Run mcp-graphql with the correct endpoint, it will automatically try to introspect your queries.
Note: As of version 1.0.0, command line arguments have been replaced with environment variables.
| Environment Variable | Description | Default |
|---|---|---|
ENDPOINT | GraphQL endpoint URL | http://localhost:4000/graphql |
HEADERS | JSON string containing headers for requests | {} |
ALLOW_MUTATIONS | Enable mutation operations (disabled by default) | false |
NAME | Name of the MCP server | mcp-graphql |
SCHEMA | Path to a local GraphQL schema file or URL (optional) | - |
# Basic usage with a local GraphQL server
ENDPOINT=http://localhost:3000/graphql npx mcp-graphql
# Using with custom headers
ENDPOINT=https://api.example.com/graphql HEADERS='{"Authorization":"Bearer token123"}' npx mcp-graphql
# Enable mutation operations
ENDPOINT=http://localhost:3000/graphql ALLOW_MUTATIONS=true npx mcp-graphql
# Using a local schema file instead of introspection
ENDPOINT=http://localhost:3000/graphql SCHEMA=./schema.graphql npx mcp-graphql
# Using a schema file hosted at a URL
ENDPOINT=http://localhost:3000/graphql SCHEMA=https://example.com/schema.graphql npx mcp-graphql
The server provides two main tools:
introspect-schema: This tool retrieves the GraphQL schema. Use this first if you don't have access to the schema as a resource. This uses either the local schema file, a schema file hosted at a URL, or an introspection query.
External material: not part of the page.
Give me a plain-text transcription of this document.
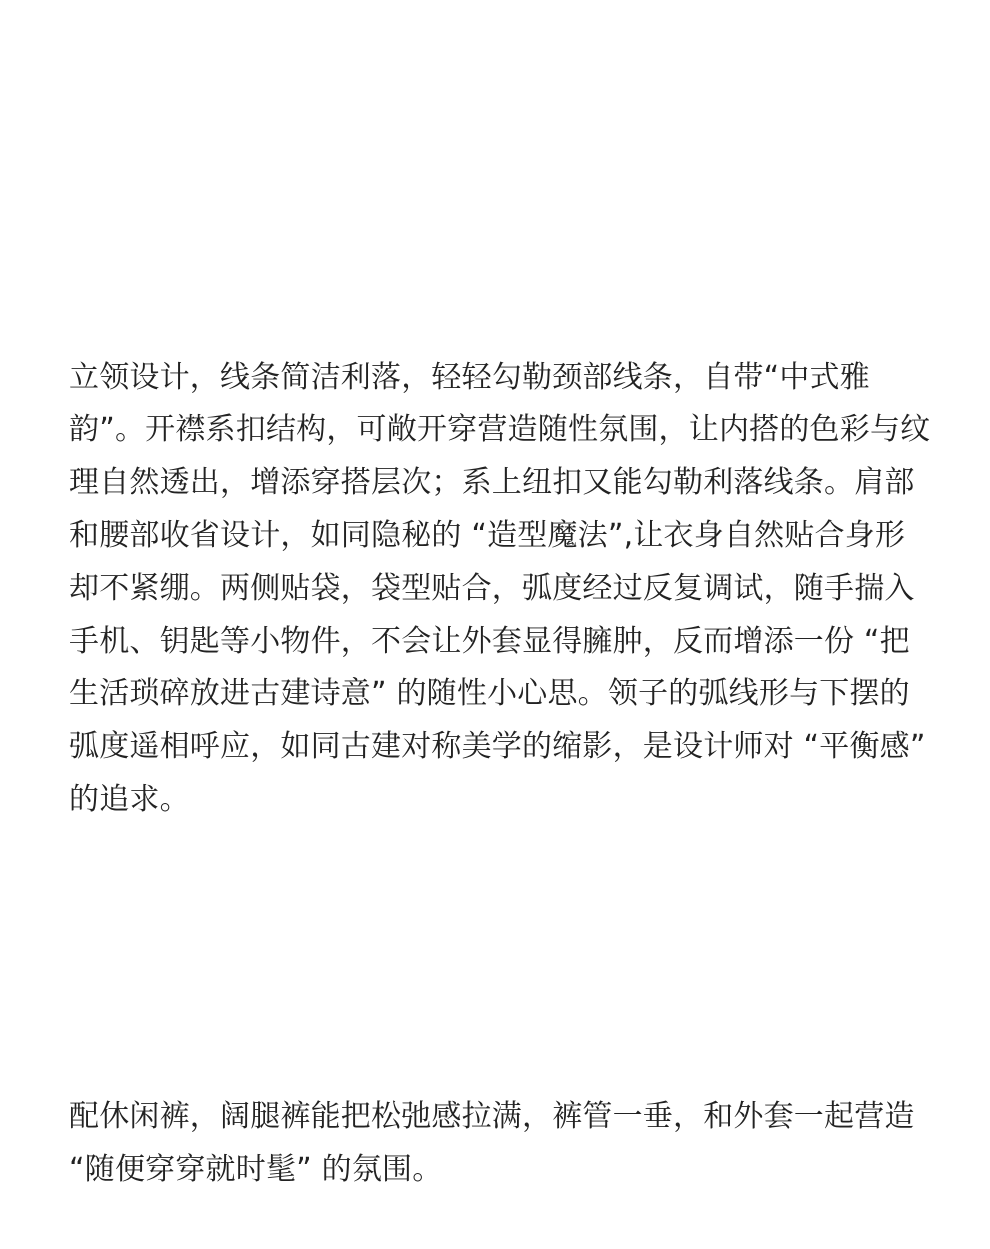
立领设计，线条简洁利落，轻轻勾勒颈部线条，自带“中式雅韵”。开襟系扣结构，可敞开穿营造随性氛围，让内搭的色彩与纹理自然透出，增添穿搭层次；系上纽扣又能勾勒利落线条。肩部和腰部收省设计，如同隐秘的 “造型魔法”,让衣身自然贴合身形却不紧绷。两侧贴袋，袋型贴合，弧度经过反复调试，随手揣入手机、钥匙等小物件，不会让外套显得臃肿，反而增添一份 “把生活琐碎放进古建诗意” 的随性小心思。领子的弧线形与下摆的弧度遥相呼应，如同古建对称美学的缩影，是设计师对 “平衡感” 的追求。

配休闲裤，阔腿裤能把松弛感拉满，裤管一垂，和外套一起营造 “随便穿穿就时髦” 的氛围。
query-graphql: Execute GraphQL queries against the endpoint. By default, mutations are disabled unless ALLOW_MUTATIONS is set to true.
To install GraphQL MCP Server for Claude Desktop automatically via Smithery:
npx -y @smithery/cli install mcp-graphql --client claude
It can be manually installed to Claude:
{
"mcpServers": {
"mcp-graphql": {
"command": "npx",
"args": ["mcp-graphql"],
"env": {
"ENDPOINT": "http://localhost:3000/graphql"
}
}
}
}
Mutations are disabled by default as a security measure to prevent an LLM from modifying your database or service data. Consider carefully before enabling mutations in production environments.
This is a very generic implementation where it allows for complete introspection and for your users to do whatever (including mutations). If you need a more specific implementation I'd suggest to just create your own MCP and lock down tool calling for clients to only input specific query fields and/or variables. You can use this as a reference.